Figure 4. Allolactose noise depends on transcriptional coupling in simulations of the E. coli lac operon.

A. Simplified reaction diagram of the model used. The complete reaction scheme and parameter values are given in Tables S7 and S8. Arrows depict flux arising from the mechanisms in the model. B. Predicted dynamics of allolactose (Alac) and permease (LacY) in excess inducer (extracellular lactose at 5,000 µM) are represented by 20 individual timecourses. C. Time correlation between permease and β-galactosidase (LacZ) for 100 timecourses. Error bars represent standard error of the mean. D. Coefficients of variation (CV = σ/μ, where σ is the standard deviation and μ is the mean) of metabolite allolactose at three extracellular lactose concentrations. E. CV of permease protein at three extracellular lactose concentrations. Bootstrapped mean and standard deviation of CVs (red bars in panels D and E) diverge from simulated CV when the distribution is highly skewed. Concentration 1.39 µM represents minimal induction of the lac operon; 83.0 µM represents mid-range induction; and 5,000 µM represents an excess of inducer with maximal lac operon induction. Error bars represent one standard deviation from bootstrap resampling.

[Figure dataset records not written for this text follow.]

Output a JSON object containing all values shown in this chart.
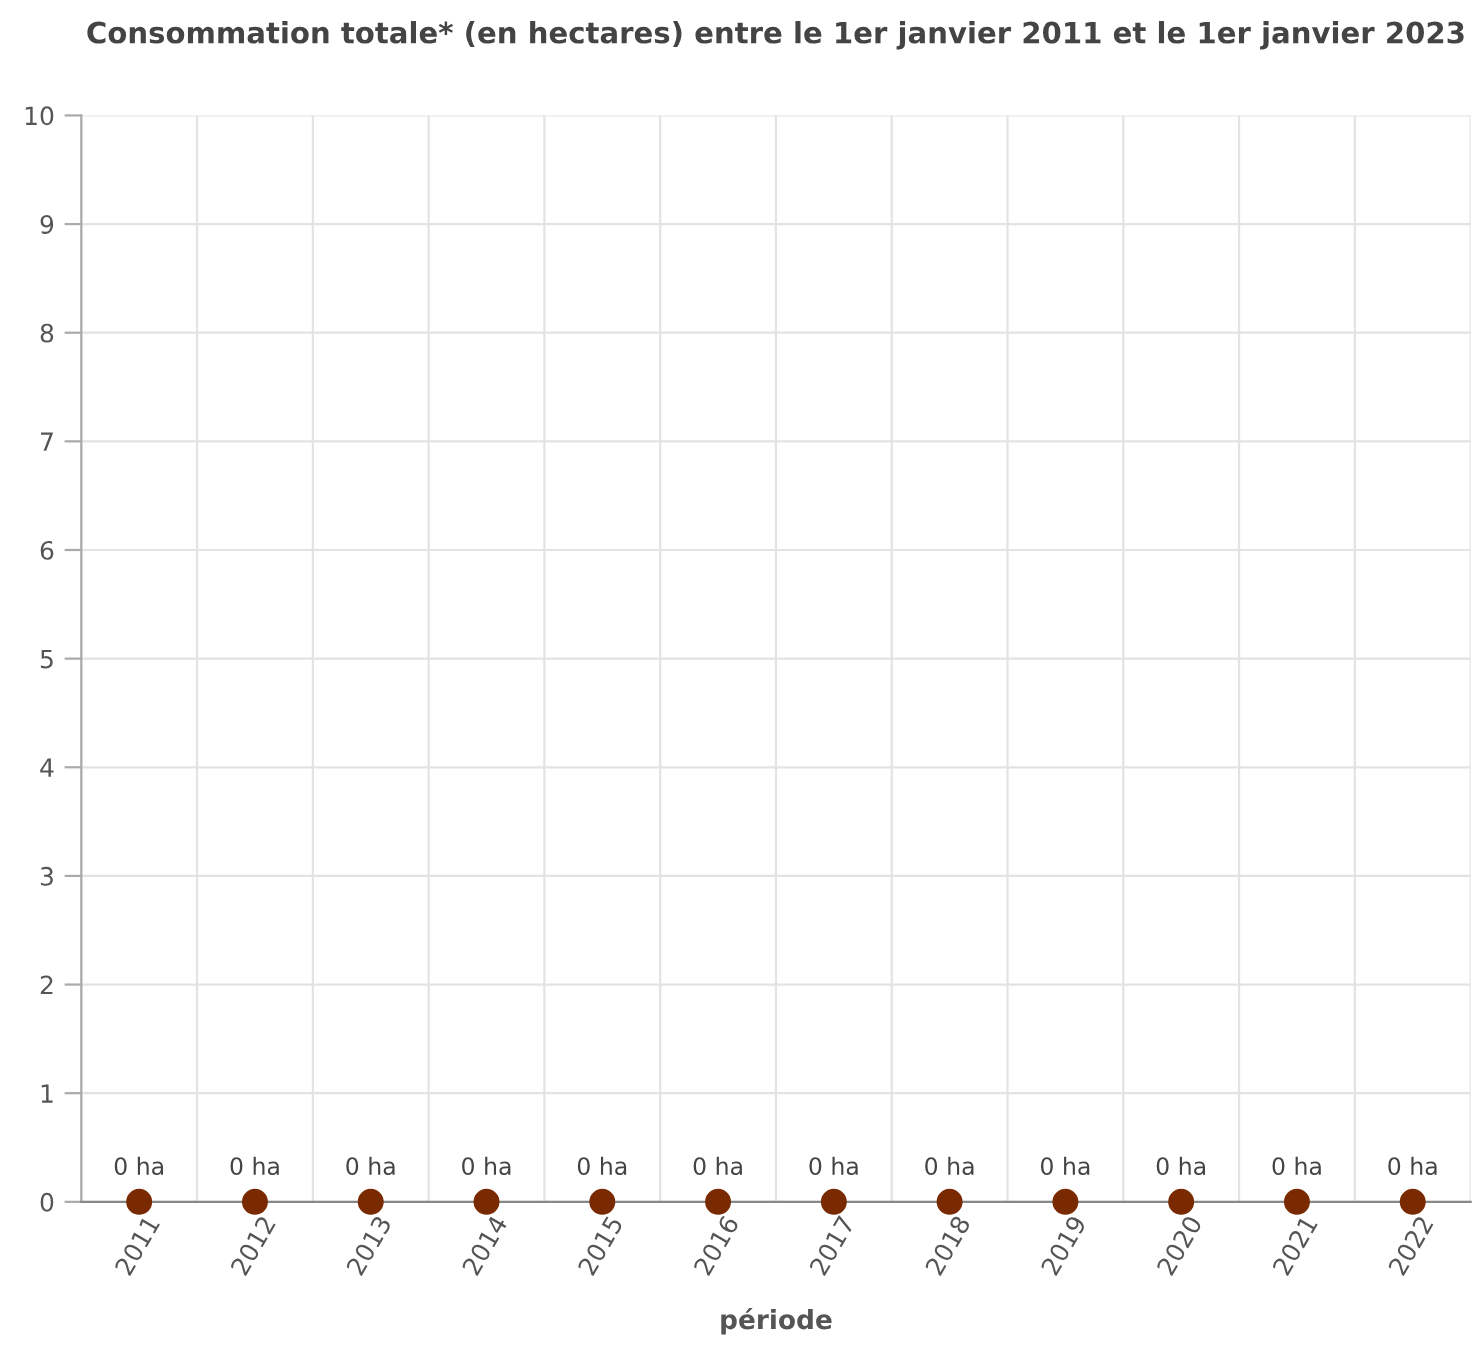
{
  "chart_data": {
    "type": "scatter",
    "title": "Consommation totale* (en hectares) entre le 1er janvier 2011 et le 1er janvier 2023",
    "xlabel": "période",
    "categories": [
      "2011",
      "2012",
      "2013",
      "2014",
      "2015",
      "2016",
      "2017",
      "2018",
      "2019",
      "2020",
      "2021",
      "2022"
    ],
    "values": [
      0,
      0,
      0,
      0,
      0,
      0,
      0,
      0,
      0,
      0,
      0,
      0
    ],
    "value_labels": [
      "0 ha",
      "0 ha",
      "0 ha",
      "0 ha",
      "0 ha",
      "0 ha",
      "0 ha",
      "0 ha",
      "0 ha",
      "0 ha",
      "0 ha",
      "0 ha"
    ],
    "color": "#7a2a00",
    "marker": "circle",
    "ylim": [
      0,
      10
    ],
    "yticks": [
      0,
      1,
      2,
      3,
      4,
      5,
      6,
      7,
      8,
      9,
      10
    ],
    "grid": true,
    "legend": false
  }
}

Figure 5. Dependence on expression level for frequencies of gene pairs of physically interacting proteins sharing operons.

A dataset of single-cell protein and mRNA copy numbers in E. coli shows reduced frequency of coupling for abundant proteins (A) and mRNA (B). Error bars represent one standard deviation from bootstrapping the data 1,000 times. Significance levels were determined by a bootstrap test.